Come altri Paesi che intrattengono relazioni diplomatiche ufficiali con Pechino, gli Stati Uniti non riconoscono Taiwan come Stato. Washington resta però il principale sostenitore e fornitore di armi dell’isola
Taiwan non ha ricevuto alcuna comunicazione ufficiale dagli Stati Uniti su un eventuale stop alla prevista vendita di armi da 14 miliardi di dollari destinata all’isola. Lo ha chiarito venerdì la portavoce della presidenza taiwanese, Karen Kuo, dopo le dichiarazioni del segretario ad interim della Marina statunitense, Hung Cao, che davanti al Senato Usa ha parlato di una pausa temporanea in alcune forniture militari all’estero.
Secondo Cao, l’amministrazione americana avrebbe deciso di rinviare alcune vendite di armamentiper garantire scorte sufficienti alle forze armate statunitensi impegnate nell’operazione “Epic Fury”, il nome scelto dalla Casa Bianca per le attività militari legate al conflitto con l’Iran.
“Stiamo imponendo una pausa per assicurarci di avere le munizioni necessarie”, ha dichiarato Cao durante un’audizione alla sottocommissione Difesa del Senato.
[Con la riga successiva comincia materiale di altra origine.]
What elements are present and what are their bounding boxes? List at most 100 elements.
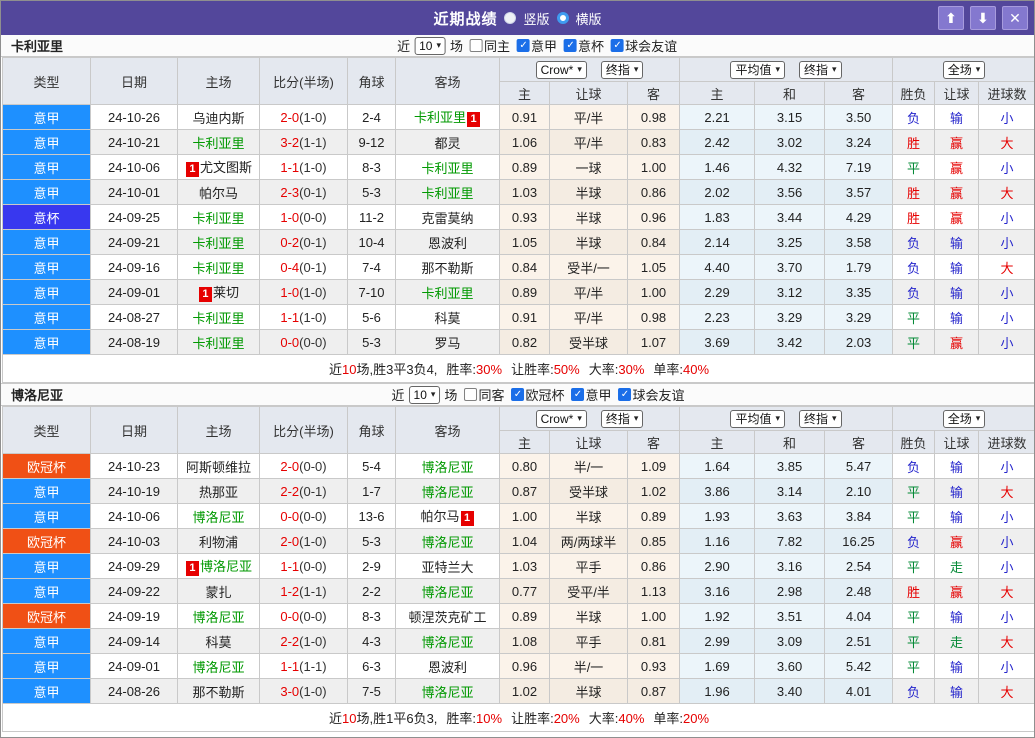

Il funzionario ha comunque precisato che le esportazioni militari riprenderanno “quando l’amministrazione lo riterrà opportuno”.
Da Taipei, però, arriva un messaggio prudente. “Siamo a conoscenza delle notizie, ma al momento non ci sono informazioni su eventuali modifiche che gli Stati Uniti introdurranno in questa vendita di armi”, ha spiegato Kuo..
Le dichiarazioni arrivano in un momento particolarmente delicato nei rapporti tra Washington, Taipei e Pechino. Nei giorni scorsi il presidente statunitense Donald Trump aveva definito le vendite di armi a Taiwan “un’ottima moneta di scambio” nei negoziati con la Cina, alimentando dubbi sulla volontà americana di proseguire il sostegno militare all’isola.
L’amministrazione Trump aveva già autorizzato a dicembre un pacchetto di armamenti da 11 miliardi di dollari destinato a Taipei, mentre il Congresso Usa ha approvato a gennaio un’ulteriore vendita da 14 miliardi di dollari. Tuttavia, quest’ultima operazione non potrà diventare effettiva finché il presidente non la presenterà formalmente al Congresso.
Taiwan considera l’acquisto di armamenti statunitensi fondamentale per la propria sicurezza. In occasione del secondo anniversario del suo mandato, il presidente Lai Ching-te ha ribadito che le forniture americane sono “essenziali per la pace” nello Stretto di Taiwan e ha dichiarato che, se ne avesse l’occasione, chiederebbe personalmente a Trump di andare avanti con le vendite.
Pechino continua intanto a opporsi duramente a qualsiasi sostegno militare statunitense all’isola, che la Cina considera una provincia ribelle da riportare sotto il proprio controllo, anche con la forza se necessario.
Il portavoce del ministero degli Esteri cinese, Guo Jiakun, ha ribadito che l’opposizione della Cina alle forniture di armi americane a Taiwan è “coerente, netta e ferma”. La scorsa settimana, durante la visita di Trump a Pechino, il presidente cinese Xi Jinping aveva inoltre avvertito che la questione taiwanese resta il tema più sensibile nelle relazioni tra Cina e Stati Uniti e che una cattiva gestione potrebbe portare “a scontri e persino a conflitti”.
Sul possibile colloquio diretto tra Trump e il presidente taiwanese Lai Ching-te, evocato nei giorni scorsi dal presidente americano, Taipei ha fatto sapere di non avere ulteriori informazioni. Un eventuale contatto ufficiale tra i due leader rischierebbe infatti di provocare una dura reazione da parte della Cina.